In this study, we investigated the ability of radiomic features extracted from lung tumors on CT images to predict tumor response after radiotherapy.

We found that lower-order features have a better predictive ability than higher-order inside the tumor. The radiomics feature of flatness comes from morphological features and coefficient of variation comes from intensity-based statistical features that have the best predictive ability on training data set. And with these top 2 features, SVM classifier had a good performance (AUC of 91%, accuracy of 88%, and precision of 88%).

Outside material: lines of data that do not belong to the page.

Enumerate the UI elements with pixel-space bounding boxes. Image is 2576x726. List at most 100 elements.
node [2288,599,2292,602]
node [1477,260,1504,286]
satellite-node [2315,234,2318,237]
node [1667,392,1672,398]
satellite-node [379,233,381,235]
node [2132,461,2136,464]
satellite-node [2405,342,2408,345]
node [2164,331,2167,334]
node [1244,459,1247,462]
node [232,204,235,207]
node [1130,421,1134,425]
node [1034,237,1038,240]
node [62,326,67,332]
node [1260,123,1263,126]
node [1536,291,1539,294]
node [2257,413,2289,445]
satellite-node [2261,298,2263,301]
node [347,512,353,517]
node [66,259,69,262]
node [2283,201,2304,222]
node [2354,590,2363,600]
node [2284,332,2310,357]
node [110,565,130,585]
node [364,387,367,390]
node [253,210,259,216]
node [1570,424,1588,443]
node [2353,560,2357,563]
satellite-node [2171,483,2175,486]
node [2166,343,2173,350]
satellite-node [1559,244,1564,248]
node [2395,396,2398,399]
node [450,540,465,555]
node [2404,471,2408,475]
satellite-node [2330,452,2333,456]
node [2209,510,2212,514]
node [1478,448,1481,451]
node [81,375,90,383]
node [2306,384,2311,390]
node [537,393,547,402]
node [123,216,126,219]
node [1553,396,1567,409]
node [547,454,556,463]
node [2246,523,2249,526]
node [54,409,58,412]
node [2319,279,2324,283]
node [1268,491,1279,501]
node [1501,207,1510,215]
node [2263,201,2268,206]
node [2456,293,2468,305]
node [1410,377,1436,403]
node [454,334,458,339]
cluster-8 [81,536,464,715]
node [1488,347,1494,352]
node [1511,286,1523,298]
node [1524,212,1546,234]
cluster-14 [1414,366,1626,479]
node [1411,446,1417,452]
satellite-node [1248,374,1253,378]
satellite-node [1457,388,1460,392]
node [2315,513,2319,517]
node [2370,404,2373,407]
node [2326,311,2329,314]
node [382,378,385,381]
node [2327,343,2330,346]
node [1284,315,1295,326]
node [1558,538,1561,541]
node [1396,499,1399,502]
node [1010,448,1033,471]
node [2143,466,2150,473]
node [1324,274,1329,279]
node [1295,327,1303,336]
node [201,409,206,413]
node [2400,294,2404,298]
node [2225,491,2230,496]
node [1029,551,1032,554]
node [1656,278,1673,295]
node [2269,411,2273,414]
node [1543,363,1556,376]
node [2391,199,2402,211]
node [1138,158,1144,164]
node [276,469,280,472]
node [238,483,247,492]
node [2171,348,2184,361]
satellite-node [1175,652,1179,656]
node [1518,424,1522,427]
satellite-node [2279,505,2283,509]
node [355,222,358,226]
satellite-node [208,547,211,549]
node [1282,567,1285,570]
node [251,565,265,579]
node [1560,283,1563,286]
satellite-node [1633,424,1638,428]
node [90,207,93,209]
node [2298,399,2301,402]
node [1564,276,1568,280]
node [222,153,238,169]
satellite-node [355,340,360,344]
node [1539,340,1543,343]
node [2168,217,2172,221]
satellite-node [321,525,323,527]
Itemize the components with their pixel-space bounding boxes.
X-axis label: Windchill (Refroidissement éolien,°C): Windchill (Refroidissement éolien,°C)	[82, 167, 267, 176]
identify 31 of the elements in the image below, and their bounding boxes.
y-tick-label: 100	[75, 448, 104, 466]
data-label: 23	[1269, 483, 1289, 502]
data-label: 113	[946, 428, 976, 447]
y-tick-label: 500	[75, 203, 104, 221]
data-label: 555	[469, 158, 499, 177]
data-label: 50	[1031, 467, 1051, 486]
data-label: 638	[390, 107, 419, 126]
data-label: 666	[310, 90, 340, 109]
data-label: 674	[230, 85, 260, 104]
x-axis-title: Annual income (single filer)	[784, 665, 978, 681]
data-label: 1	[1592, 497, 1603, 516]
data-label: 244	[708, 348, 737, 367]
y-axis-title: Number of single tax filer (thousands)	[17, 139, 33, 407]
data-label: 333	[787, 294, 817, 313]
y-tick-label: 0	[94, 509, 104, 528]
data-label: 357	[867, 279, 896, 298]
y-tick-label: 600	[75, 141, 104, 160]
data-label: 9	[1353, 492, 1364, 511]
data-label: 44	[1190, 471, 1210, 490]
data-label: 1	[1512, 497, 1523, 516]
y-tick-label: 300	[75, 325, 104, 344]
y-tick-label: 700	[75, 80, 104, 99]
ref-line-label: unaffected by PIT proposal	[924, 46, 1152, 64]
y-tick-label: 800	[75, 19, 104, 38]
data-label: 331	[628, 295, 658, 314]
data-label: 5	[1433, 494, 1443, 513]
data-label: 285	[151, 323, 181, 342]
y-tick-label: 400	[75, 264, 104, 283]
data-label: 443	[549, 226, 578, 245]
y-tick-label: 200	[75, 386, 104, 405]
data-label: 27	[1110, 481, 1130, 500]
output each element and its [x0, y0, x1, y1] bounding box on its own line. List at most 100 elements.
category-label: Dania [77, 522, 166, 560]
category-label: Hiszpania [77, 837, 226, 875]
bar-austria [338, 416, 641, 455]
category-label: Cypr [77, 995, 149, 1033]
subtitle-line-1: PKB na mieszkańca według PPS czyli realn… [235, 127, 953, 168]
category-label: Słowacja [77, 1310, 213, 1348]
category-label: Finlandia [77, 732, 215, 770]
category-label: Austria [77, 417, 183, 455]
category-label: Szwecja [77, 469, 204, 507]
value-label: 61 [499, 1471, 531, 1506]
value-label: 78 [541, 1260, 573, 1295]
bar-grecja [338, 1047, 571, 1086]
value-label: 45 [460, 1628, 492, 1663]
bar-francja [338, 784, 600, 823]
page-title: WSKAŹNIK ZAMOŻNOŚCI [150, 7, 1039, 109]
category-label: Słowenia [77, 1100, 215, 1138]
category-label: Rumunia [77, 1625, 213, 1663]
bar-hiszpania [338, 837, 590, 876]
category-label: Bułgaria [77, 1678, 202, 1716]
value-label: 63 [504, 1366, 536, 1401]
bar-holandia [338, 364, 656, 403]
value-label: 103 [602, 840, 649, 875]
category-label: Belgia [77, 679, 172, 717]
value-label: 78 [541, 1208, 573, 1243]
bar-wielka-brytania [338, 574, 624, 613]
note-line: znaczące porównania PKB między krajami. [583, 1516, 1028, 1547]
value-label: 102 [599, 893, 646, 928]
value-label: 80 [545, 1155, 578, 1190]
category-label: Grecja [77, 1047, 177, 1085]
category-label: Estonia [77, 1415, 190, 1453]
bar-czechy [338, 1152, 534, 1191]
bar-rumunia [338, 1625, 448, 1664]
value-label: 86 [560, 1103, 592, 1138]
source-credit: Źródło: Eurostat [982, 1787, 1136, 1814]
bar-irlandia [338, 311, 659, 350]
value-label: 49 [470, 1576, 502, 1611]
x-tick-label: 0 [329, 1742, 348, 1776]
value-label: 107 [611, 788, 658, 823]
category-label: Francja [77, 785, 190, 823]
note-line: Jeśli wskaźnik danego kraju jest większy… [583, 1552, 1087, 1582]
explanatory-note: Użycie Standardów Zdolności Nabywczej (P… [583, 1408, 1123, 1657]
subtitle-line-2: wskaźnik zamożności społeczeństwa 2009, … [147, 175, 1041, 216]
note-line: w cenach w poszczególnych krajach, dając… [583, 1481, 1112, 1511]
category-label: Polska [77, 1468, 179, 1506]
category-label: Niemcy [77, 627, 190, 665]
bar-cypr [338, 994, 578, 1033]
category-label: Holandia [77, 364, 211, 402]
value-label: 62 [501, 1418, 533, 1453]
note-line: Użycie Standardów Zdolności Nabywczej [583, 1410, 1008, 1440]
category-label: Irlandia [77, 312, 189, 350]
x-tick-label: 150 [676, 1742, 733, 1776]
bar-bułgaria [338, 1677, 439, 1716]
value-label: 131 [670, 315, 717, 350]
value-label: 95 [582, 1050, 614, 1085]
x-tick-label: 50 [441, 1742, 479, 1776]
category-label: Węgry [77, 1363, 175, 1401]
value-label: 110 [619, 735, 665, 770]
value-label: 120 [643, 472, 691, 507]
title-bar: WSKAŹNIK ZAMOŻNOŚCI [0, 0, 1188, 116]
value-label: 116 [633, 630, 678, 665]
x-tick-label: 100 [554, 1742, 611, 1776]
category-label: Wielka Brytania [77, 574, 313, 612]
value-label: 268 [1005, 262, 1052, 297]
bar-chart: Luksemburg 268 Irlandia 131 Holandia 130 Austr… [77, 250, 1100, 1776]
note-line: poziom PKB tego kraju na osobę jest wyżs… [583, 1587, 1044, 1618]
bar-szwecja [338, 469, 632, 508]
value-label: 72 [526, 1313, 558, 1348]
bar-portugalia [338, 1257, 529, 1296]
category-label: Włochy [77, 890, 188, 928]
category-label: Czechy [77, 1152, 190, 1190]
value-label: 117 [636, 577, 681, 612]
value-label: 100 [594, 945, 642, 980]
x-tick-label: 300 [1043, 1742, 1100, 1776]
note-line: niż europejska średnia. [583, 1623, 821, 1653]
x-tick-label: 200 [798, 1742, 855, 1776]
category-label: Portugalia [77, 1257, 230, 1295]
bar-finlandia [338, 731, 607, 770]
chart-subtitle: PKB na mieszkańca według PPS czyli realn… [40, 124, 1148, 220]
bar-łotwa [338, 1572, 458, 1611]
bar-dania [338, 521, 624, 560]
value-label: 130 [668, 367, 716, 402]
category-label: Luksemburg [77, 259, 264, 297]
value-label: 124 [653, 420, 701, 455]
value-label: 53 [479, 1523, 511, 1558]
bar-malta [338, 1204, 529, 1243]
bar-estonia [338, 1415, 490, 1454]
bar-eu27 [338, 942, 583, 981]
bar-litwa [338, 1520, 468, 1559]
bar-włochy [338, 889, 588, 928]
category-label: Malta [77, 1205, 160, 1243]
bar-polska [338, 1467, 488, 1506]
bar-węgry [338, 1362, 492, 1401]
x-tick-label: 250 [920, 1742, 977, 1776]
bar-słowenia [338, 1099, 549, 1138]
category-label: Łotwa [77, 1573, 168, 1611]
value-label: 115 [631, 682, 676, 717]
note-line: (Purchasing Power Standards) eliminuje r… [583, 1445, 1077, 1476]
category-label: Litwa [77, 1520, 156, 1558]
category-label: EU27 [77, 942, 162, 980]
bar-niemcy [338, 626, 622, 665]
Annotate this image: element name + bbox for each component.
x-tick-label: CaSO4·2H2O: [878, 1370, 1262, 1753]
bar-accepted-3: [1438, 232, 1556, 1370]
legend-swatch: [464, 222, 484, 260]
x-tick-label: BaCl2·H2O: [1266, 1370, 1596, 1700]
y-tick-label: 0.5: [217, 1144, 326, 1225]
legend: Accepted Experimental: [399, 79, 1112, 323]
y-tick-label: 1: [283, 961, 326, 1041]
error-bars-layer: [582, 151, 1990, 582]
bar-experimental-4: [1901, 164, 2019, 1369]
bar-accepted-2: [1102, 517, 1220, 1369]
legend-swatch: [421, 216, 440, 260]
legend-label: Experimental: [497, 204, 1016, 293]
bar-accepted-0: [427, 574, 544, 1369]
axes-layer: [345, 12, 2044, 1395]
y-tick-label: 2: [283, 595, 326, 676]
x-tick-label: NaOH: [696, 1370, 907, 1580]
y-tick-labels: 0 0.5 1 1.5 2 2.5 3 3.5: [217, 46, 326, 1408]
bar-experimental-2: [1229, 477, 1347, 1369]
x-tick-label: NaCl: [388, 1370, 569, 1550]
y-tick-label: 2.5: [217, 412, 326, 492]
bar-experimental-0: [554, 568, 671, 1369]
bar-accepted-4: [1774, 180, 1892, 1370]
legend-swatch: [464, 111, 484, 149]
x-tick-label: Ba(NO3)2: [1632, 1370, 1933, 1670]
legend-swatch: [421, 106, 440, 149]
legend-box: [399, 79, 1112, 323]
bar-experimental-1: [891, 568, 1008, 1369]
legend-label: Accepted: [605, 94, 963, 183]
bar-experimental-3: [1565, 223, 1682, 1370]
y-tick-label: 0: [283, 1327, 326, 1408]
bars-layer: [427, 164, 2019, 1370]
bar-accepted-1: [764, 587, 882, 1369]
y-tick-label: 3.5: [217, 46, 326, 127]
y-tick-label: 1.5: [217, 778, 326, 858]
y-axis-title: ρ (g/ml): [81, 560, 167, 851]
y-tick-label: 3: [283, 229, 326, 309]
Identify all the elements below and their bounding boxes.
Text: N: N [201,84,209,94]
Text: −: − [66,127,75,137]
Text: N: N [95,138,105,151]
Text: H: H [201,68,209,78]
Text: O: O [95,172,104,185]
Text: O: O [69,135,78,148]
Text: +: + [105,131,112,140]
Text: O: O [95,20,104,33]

Our findings are in consensus with Xu et al. [18], who reported that radiomics biomarkers can have a significant impact in predicting treatment response given their low cost and minimal requirements for human input.

There are a genome-based model for adjusting radiotherapy dose (GARD) [19] combined radiosensitivity index and the linear quadratic model, which was reported to predict the tumor response and proper radiotherapy dose. Applying GARD to clinical decision support systems remains to be defined, and the cost of genetic testing is expensive.

The retrospective design of our cohort was restricted to only lung cancer and short of datasets. Further work is needed to focus on enlarging the dataset and make prediction outcomes more precision.

In conclusion, we introduced a machine learning approach that predicts the tumor response of lung cancer patients who are treated with radiotherapy. The radiomics features, flatness, and coefficient of variation had a good performance on the machine learning classifiers.